The three games in question are shown below.

In [None]:
df[df.isin(["Grand Theft Auto V"]).any(axis=1)]

In [None]:
df[df.isin(["Super Mario Bros."]).any(axis=1)]

In [None]:
df[df.isin(["Tetris"]).any(axis=1)]

In [None]:
games_per_category_chart('Publisher', 'tomato', 10, 'Number of Games per Publisher (Top Ten)')

In [None]:
total_sales_chart('Publisher', 'Global_Sales_CPI', None, 10, 
                  'Total Global Sales of Publishers Adjusted for Inflation\n (Millions, Top Ten)')
mean_sales_chart('Publisher', 'Global_Sales_CPI', 'c', 10,
                 'Mean Global Sales per Game of Publishers Adjusted for Inflation\n (Millions, Top Ten)')

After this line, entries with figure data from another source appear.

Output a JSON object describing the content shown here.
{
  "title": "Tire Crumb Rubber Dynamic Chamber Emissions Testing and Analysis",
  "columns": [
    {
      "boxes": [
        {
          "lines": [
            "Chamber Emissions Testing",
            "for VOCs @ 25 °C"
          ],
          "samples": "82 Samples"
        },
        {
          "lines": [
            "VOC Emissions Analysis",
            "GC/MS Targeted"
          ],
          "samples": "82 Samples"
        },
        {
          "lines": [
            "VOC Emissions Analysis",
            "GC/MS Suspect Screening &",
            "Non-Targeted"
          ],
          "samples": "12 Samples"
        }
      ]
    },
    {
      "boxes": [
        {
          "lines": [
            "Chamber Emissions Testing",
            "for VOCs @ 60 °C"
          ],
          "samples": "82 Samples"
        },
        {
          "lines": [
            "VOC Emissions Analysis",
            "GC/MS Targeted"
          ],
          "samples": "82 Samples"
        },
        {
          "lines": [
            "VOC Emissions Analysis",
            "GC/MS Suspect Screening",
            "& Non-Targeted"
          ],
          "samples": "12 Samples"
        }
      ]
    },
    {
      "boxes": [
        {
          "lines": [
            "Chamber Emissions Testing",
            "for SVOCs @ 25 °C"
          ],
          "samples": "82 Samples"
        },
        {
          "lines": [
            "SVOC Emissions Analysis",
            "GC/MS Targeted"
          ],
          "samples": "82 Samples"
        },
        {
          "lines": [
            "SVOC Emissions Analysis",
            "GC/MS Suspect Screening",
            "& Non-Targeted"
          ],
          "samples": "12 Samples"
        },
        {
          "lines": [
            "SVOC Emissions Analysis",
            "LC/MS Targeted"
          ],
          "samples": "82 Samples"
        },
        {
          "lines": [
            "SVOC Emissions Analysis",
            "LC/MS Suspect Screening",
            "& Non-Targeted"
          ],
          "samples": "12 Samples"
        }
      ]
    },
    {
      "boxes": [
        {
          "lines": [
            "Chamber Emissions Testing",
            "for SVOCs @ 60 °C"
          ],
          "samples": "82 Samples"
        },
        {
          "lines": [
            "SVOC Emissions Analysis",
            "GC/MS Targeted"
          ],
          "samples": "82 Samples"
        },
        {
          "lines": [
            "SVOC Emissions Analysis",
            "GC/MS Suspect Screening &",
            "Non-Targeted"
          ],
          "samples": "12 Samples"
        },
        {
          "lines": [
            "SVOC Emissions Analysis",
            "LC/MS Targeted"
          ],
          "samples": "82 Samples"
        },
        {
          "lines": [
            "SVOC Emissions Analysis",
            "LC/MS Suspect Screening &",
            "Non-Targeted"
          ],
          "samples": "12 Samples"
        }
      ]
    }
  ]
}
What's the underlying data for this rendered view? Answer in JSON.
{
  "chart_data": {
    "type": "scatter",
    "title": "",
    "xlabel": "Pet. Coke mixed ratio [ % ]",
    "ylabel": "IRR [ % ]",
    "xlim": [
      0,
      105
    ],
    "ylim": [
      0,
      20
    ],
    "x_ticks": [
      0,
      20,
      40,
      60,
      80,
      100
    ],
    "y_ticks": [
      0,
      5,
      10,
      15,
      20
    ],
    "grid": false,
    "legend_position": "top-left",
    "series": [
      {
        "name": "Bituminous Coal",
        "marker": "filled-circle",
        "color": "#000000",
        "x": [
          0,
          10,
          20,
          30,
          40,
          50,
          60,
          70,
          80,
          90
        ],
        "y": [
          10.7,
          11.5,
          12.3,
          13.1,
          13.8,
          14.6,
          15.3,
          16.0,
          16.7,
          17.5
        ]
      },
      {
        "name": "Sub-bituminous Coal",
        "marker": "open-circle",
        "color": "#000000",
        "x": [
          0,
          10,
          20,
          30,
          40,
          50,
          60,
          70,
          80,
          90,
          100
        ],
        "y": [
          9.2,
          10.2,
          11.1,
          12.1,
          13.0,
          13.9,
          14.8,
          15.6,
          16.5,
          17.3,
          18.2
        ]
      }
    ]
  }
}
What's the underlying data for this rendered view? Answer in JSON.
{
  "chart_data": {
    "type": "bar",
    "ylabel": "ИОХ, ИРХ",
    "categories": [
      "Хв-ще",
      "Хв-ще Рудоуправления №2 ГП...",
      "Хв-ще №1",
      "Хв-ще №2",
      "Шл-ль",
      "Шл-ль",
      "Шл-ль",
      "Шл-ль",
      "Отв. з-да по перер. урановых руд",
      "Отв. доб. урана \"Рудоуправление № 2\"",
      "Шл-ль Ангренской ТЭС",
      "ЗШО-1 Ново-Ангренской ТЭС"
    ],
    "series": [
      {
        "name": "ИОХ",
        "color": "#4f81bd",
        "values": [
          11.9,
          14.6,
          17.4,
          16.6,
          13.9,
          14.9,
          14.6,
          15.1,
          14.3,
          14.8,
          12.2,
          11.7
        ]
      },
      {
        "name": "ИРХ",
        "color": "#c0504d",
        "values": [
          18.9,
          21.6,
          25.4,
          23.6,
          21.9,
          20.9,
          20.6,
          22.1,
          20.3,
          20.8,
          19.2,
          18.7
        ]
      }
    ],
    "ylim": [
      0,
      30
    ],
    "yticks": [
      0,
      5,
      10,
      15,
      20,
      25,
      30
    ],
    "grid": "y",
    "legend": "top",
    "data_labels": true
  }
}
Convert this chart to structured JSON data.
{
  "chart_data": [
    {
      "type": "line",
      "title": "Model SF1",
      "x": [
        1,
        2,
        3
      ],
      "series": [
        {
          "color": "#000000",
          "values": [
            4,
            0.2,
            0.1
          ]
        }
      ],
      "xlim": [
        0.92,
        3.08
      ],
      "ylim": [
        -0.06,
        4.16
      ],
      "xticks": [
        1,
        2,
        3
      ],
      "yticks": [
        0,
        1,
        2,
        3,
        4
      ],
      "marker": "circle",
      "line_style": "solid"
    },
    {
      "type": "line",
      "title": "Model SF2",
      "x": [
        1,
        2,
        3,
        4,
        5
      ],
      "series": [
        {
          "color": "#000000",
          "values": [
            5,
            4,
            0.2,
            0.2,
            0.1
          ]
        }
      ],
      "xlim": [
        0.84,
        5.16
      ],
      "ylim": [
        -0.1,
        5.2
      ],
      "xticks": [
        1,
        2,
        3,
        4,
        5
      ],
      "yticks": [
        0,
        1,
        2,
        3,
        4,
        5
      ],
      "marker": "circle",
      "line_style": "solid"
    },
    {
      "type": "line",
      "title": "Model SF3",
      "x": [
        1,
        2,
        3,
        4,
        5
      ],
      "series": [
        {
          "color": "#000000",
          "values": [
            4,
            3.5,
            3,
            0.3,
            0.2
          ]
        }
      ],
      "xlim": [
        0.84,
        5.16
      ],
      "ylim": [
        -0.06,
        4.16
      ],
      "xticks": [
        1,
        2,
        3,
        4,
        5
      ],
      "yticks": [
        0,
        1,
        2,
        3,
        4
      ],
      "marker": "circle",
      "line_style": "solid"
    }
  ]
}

As shown above, when one looks at the mean global sales per game, some lesser known publishers appear. This is due to the publishers in question making only a few, yet financially succesful games. A couple of examples are shown below.

In [None]:
df[df.isin(["Palcom"]).any(axis=1)]

In [None]:
df[df.isin(["Red Orb"]).any(axis=1)]

In [None]:
games_per_category_chart('Genre', 'tomato', None, 'Number of Games per Genre')

In [None]:
total_sales_chart('Genre', 'Global_Sales_CPI', None, None,
                  'Total Global Sales of Genres Adjusted for Inflation (Millions)')
mean_sales_chart('Genre', 'Global_Sales_CPI', 'c', None,
                 'Mean Global Sales of Genres Adjusted for Inflation (Millions)')

From the charts above, we can see that although platforming games were not the most popular in terms of games made and were not the most succesful in terms of total sales, on a per game basis, they had the most financial success.

In [None]:
games_per_category_chart('Platform', 'tomato', 10, 'Number of Games per Platform (Top Ten)')

In [None]:
total_sales_chart('Platform', 'Global_Sales_CPI', None, 10,
                  'Total Global Sales of Platforms Adjusted for Inflation (Millions, Top Ten)')
mean_sales_chart('Platform', 'Global_Sales_CPI', 'c', 10,
                 'Mean Global Sales of Platforms Adjusted for Inflation (Millions, Top Ten)')

Like in the case of the platform genre, the Nintendo Entertainment System (NES) while not having the most total financial success, on a per game basis it excelled.

In [None]:
sales_sum = df.groupby(by=['Platform'])['Global_Sales_CPI'].sum()
top_ten_platforms = list(sales_sum.sort_values(ascending=False).keys()[:10])
drop_platform_row = df[~df['Platform'].isin(top_ten_platforms)].index
top_ten_plat_df = df.drop(drop_platform_row)
# lamda function converts values to percentages in decimal format.
cross_tab_plat = pd.crosstab(top_ten_plat_df['Platform'],
                            top_ten_plat_df['Genre']).apply(lambda r: r/r.sum(), axis=1)

# Distribution of Genres of the Top Ten Platforms as a Percentage:

In [None]:
cross_tab_plat.style.background_gradient(cmap='Blues').format("{:.1%}")

In [None]:
market_sales = df[['Genre', 'NA_Sales', 'EU_Sales', 'JP_Sales', 'Other_Sales']]
market_sales_genre = market_sales.groupby('Genre').sum()
# converts values to percentages.
market_sales_genre_percent = market_sales_genre/market_sales_genre.sum()*100

# Distribution of Sales Across Genres Between Markets as a Percentage:

In [None]:
ax1 = market_sales_genre_percent.plot.bar(figsize=(17,8), fontsize=13, width=.8)
for rec in ax1.patches:
    height = rec.get_height()
    ax1.text(rec.get_x() + rec.get_width() / 2,
             rec.get_y() + height / 2, "{:.0f}%".format(height), fontsize=8,
             ha='center', va='bottom')
plt.ylabel('Percent')

plt.show()

From the chart above, one can see that most of the genres had the same success between markets except for Japan which had a high interest in role-playing, adventure, puzzle, and strategy games and a low interest in action, shooter, racing, and sports categories compared to other markets.